President Obama has stated that all of these surveillance programs have prevented terrorist attacks, saving countless lives and are completely legal.

A friend of mine was out of circulation the past couple weeks and I told her about these events. Her response was not that different than many others. She said, “that is what the NSA is supposed to do, spy on people.”  A recent poll conducted by the Pew Research Center basically confirmed that the majority of Americans supported the NSA surveillance program as a way to fight terrorism.

During the years of the Cold War, we experienced the intelligence community through the lense of Communism and the Soviet Union. When presidents claimed national security as reasons to keep documents from the public, many of us were suspicious due to secret wars and spying on the Civil Rights Movement and the Anti-War movement.
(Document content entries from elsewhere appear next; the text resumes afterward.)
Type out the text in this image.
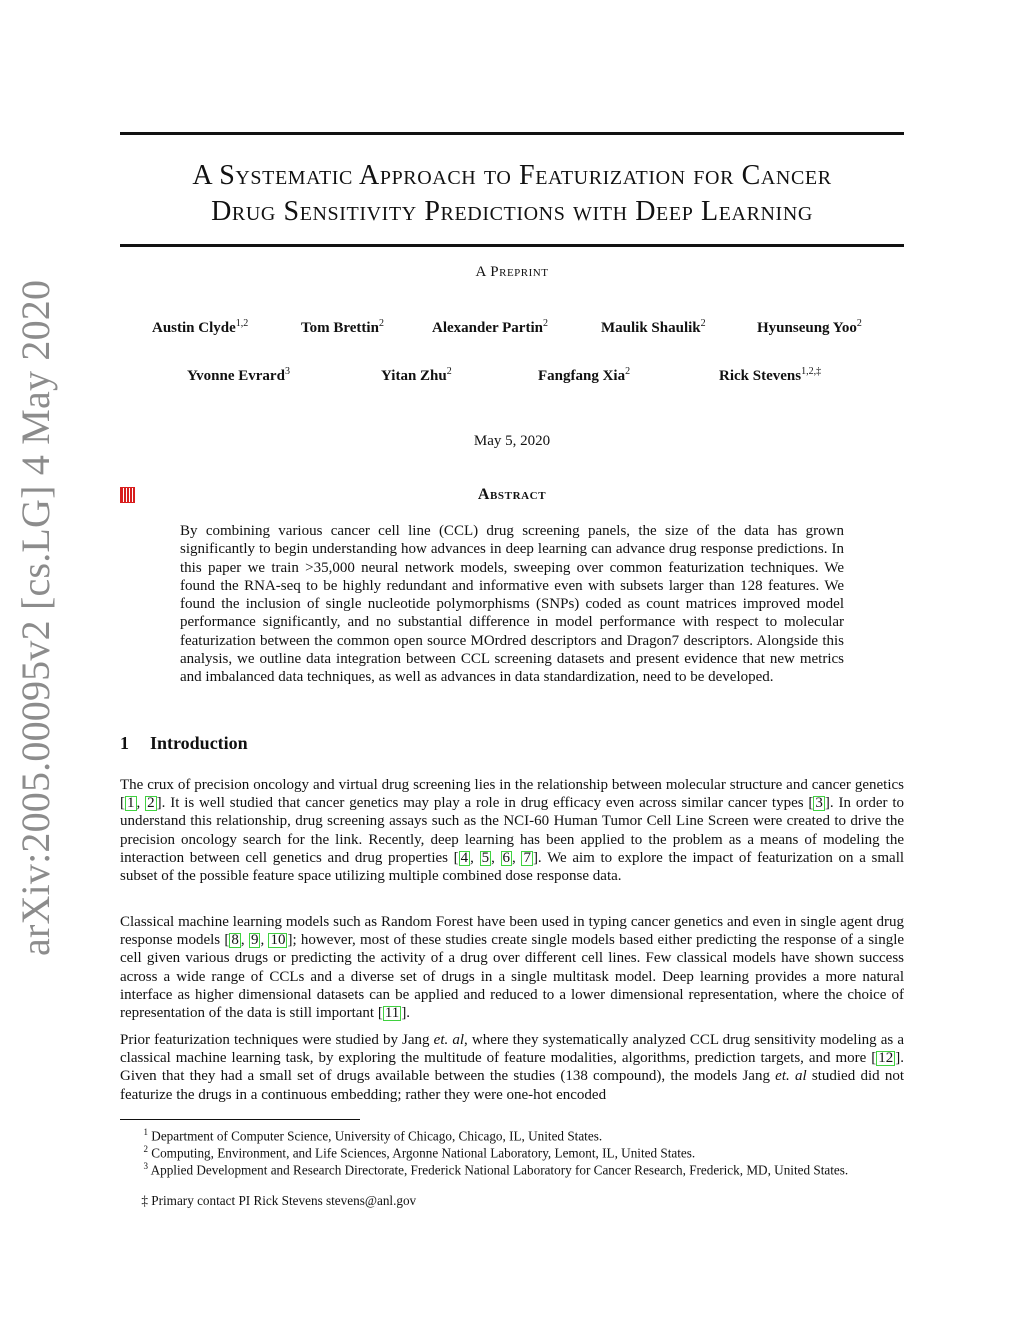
arXiv:2005.00095v2 [cs.LG] 4 May 2020
A Systematic Approach to Featurization for Cancer
Drug Sensitivity Predictions with Deep Learning
A Preprint
Austin Clyde$^{1,2}$	Tom Brettin$^2$	Alexander Partin$^2$	Maulik Shaulik$^2$	Hyunseung Yoo$^2$
Yvonne Evrard$^3$	Yitan Zhu$^2$	Fangfang Xia$^2$	Rick Stevens$^{1,2,\ddagger}$
May 5, 2020
Abstract

By combining various cancer cell line (CCL) drug screening panels, the size of the data has grown significantly to begin understanding how advances in deep learning can advance drug response predictions. In this paper we train >35,000 neural network models, sweeping over common featurization techniques. We found the RNA-seq to be highly redundant and informative even with subsets larger than 128 features. We found the inclusion of single nucleotide polymorphisms (SNPs) coded as count matrices improved model performance significantly, and no substantial difference in model performance with respect to molecular featurization between the common open source MOrdred descriptors and Dragon7 descriptors. Alongside this analysis, we outline data integration between CCL screening datasets and present evidence that new metrics and imbalanced data techniques, as well as advances in data standardization, need to be developed.

1 Introduction

The crux of precision oncology and virtual drug screening lies in the relationship between molecular structure and cancer genetics [ 1 , 2 ]. It is well studied that cancer genetics may play a role in drug efficacy even across similar cancer types [ 3 ]. In order to understand this relationship, drug screening assays such as the NCI-60 Human Tumor Cell Line Screen were created to drive the precision oncology search for the link. Recently, deep learning has been applied to the problem as a means of modeling the interaction between cell genetics and drug properties [ 4 , 5 , 6 , 7 ]. We aim to explore the impact of featurization on a small subset of the possible feature space utilizing multiple combined dose response data.

Classical machine learning models such as Random Forest have been used in typing cancer genetics and even in single agent drug response models [ 8 , 9 , 10 ]; however, most of these studies create single models based either predicting the response of a single cell given various drugs or predicting the activity of a drug over different cell lines. Few classical models have shown success across a wide range of CCLs and a diverse set of drugs in a single multitask model. Deep learning provides a more natural interface as higher dimensional datasets can be applied and reduced to a lower dimensional representation, where the choice of representation of the data is still important [ 11 ].

Prior featurization techniques were studied by Jang et. al, where they systematically analyzed CCL drug sensitivity modeling as a classical machine learning task, by exploring the multitude of feature modalities, algorithms, prediction targets, and more [ 12 ]. Given that they had a small set of drugs available between the studies (138 compound), the models Jang et. al studied did not featurize the drugs in a continuous embedding; rather they were one-hot encoded

$^1$ Department of Computer Science, University of Chicago, Chicago, IL, United States.

$^2$ Computing, Environment, and Life Sciences, Argonne National Laboratory, Lemont, IL, United States.

$^3$ Applied Development and Research Directorate, Frederick National Laboratory for Cancer Research, Frederick, MD, United States.

‡ Primary contact PI Rick Stevens stevens@anl.gov
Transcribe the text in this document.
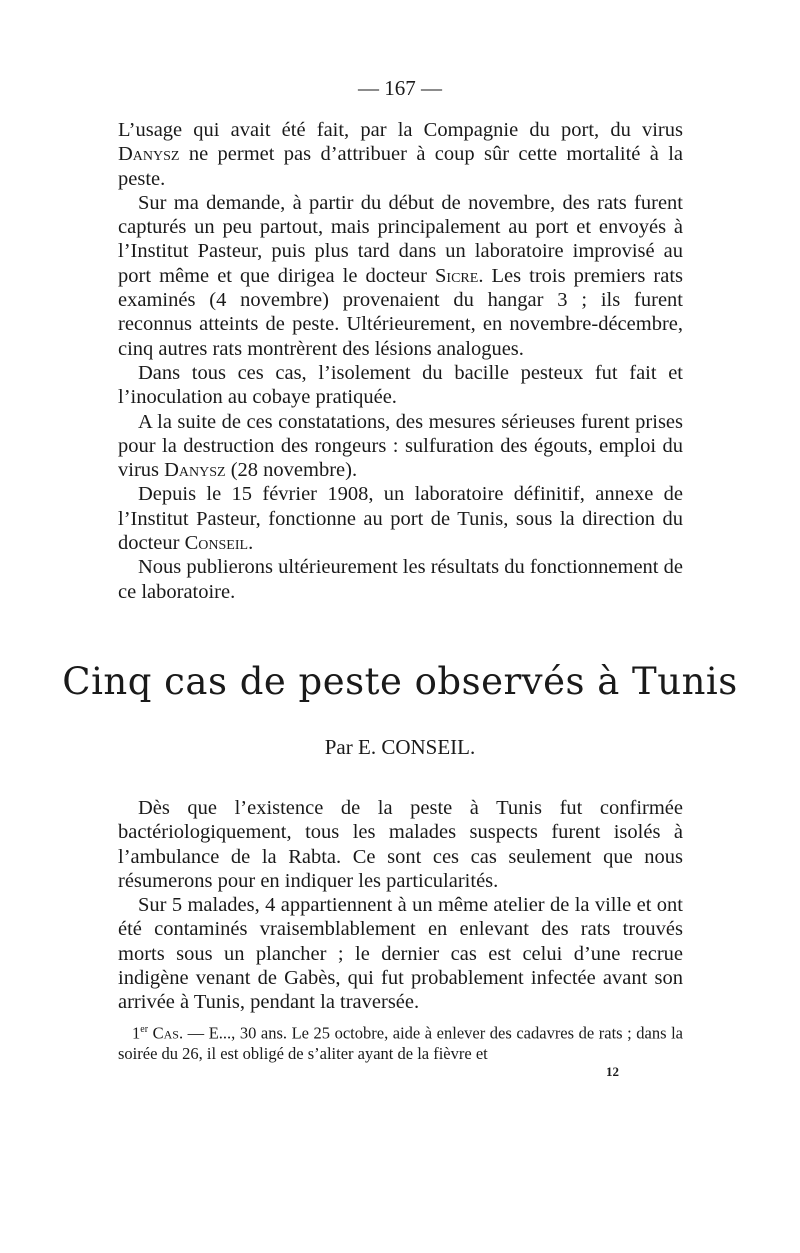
— 167 —

L’usage qui avait été fait, par la Compagnie du port, du virus Danysz ne permet pas d’attribuer à coup sûr cette mortalité à la peste.

Sur ma demande, à partir du début de novembre, des rats furent capturés un peu partout, mais principalement au port et envoyés à l’Institut Pasteur, puis plus tard dans un laboratoire improvisé au port même et que dirigea le docteur Sicre. Les trois premiers rats examinés (4 novembre) provenaient du hangar 3 ; ils furent reconnus atteints de peste. Ultérieurement, en novembre-décembre, cinq autres rats montrèrent des lésions analogues.

Dans tous ces cas, l’isolement du bacille pesteux fut fait et l’inoculation au cobaye pratiquée.

A la suite de ces constatations, des mesures sérieuses furent prises pour la destruction des rongeurs : sulfuration des égouts, emploi du virus Danysz (28 novembre).

Depuis le 15 février 1908, un laboratoire définitif, annexe de l’Institut Pasteur, fonctionne au port de Tunis, sous la direction du docteur Conseil.

Nous publierons ultérieurement les résultats du fonctionnement de ce laboratoire.

Cinq cas de peste observés à Tunis
Par E. CONSEIL.

Dès que l’existence de la peste à Tunis fut confirmée bactériologiquement, tous les malades suspects furent isolés à l’ambulance de la Rabta. Ce sont ces cas seulement que nous résumerons pour en indiquer les particularités.

Sur 5 malades, 4 appartiennent à un même atelier de la ville et ont été contaminés vraisemblablement en enlevant des rats trouvés morts sous un plancher ; le dernier cas est celui d’une recrue indigène venant de Gabès, qui fut probablement infectée avant son arrivée à Tunis, pendant la traversée.

1er Cas. — E..., 30 ans. Le 25 octobre, aide à enlever des cadavres de rats ; dans la soirée du 26, il est obligé de s’aliter ayant de la fièvre et

12
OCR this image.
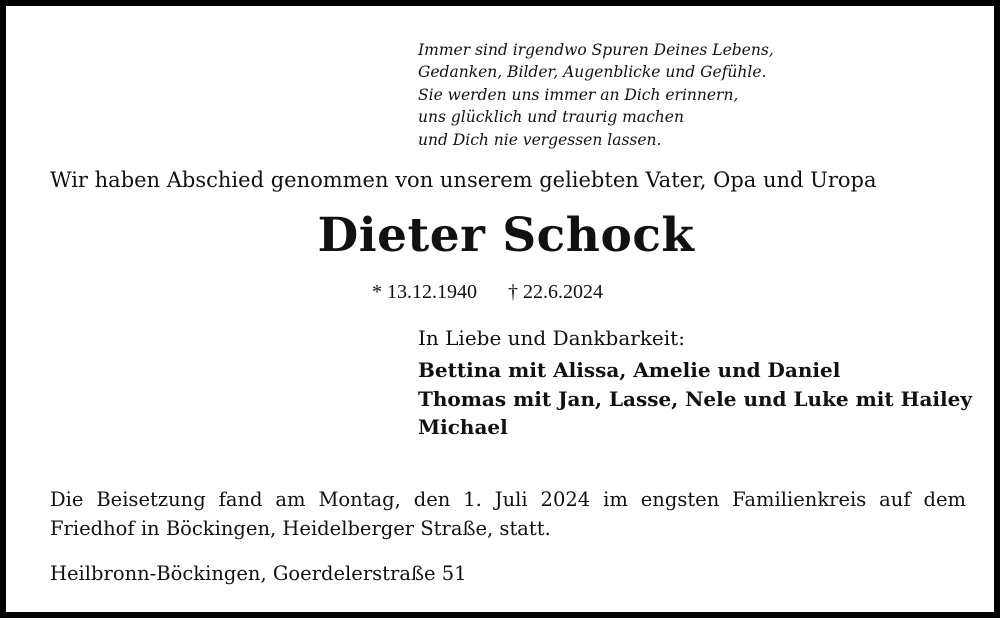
Immer sind irgendwo Spuren Deines Lebens,
Gedanken, Bilder, Augenblicke und Gefühle.
Sie werden uns immer an Dich erinnern,
uns glücklich und traurig machen
und Dich nie vergessen lassen.
Wir haben Abschied genommen von unserem geliebten Vater, Opa und Uropa
Dieter Schock
* 13.12.1940 † 22.6.2024
In Liebe und Dankbarkeit:
Bettina mit Alissa, Amelie und Daniel
Thomas mit Jan, Lasse, Nele und Luke mit Hailey
Michael
Die Beisetzung fand am Montag, den 1. Juli 2024 im engsten Familienkreis auf dem Friedhof in Böckingen, Heidelberger Straße, statt.
Heilbronn-Böckingen, Goerdelerstraße 51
In Mad Magazine, a humor periodical popular in the 60s and 70s, there was a cartoon “Spy versus Spy.” Two little dark figures just followed each other around everywhere! We romanticized James Bond as a hero who saved the world and got the girl.

And then came the war on terrorism. Not only a war against Al Qaeda but also a war against, the enemy within, you and I.  If we see someone suspicious at the airport, report him!  Never leave your luggage unattended.  At the train station, at the mall, in the neighborhood, in your own home…Terrorists can be anywhere and anyone but we have been convinced to especially be careful of people who look like they are from the Middle East, except Israel, of course.

There are several issues in the leaking of these documents by Edward Snowden. Should the NSA be spying on millions of Americans and teaching other countries to spy on their own people? My answer is a definite no. The purpose of our intelligence community should be the gathering of information for the safety and well-being of all our residents. This does not include what I would consider “a fishing expedition.”  Just because we have the technology to manage and analyze “big data” does not mean we should or need to for national security purposes.

Is Snowden a hero or a traitor? Probably, neither. He should not be identified as “a Benedict Arnold” since he gave no information directly to our enemies unless you believe everyone is our enemy.

As a journalist, I have two important beliefs. They can run in opposition to one another. I believe in the “public’s right to know.” This includes the operations of government and the private sector when the safety and well-being of our communities is at stake. I also believe in the individual rights to privacy.  Both, are in jeopardy in the name of national security.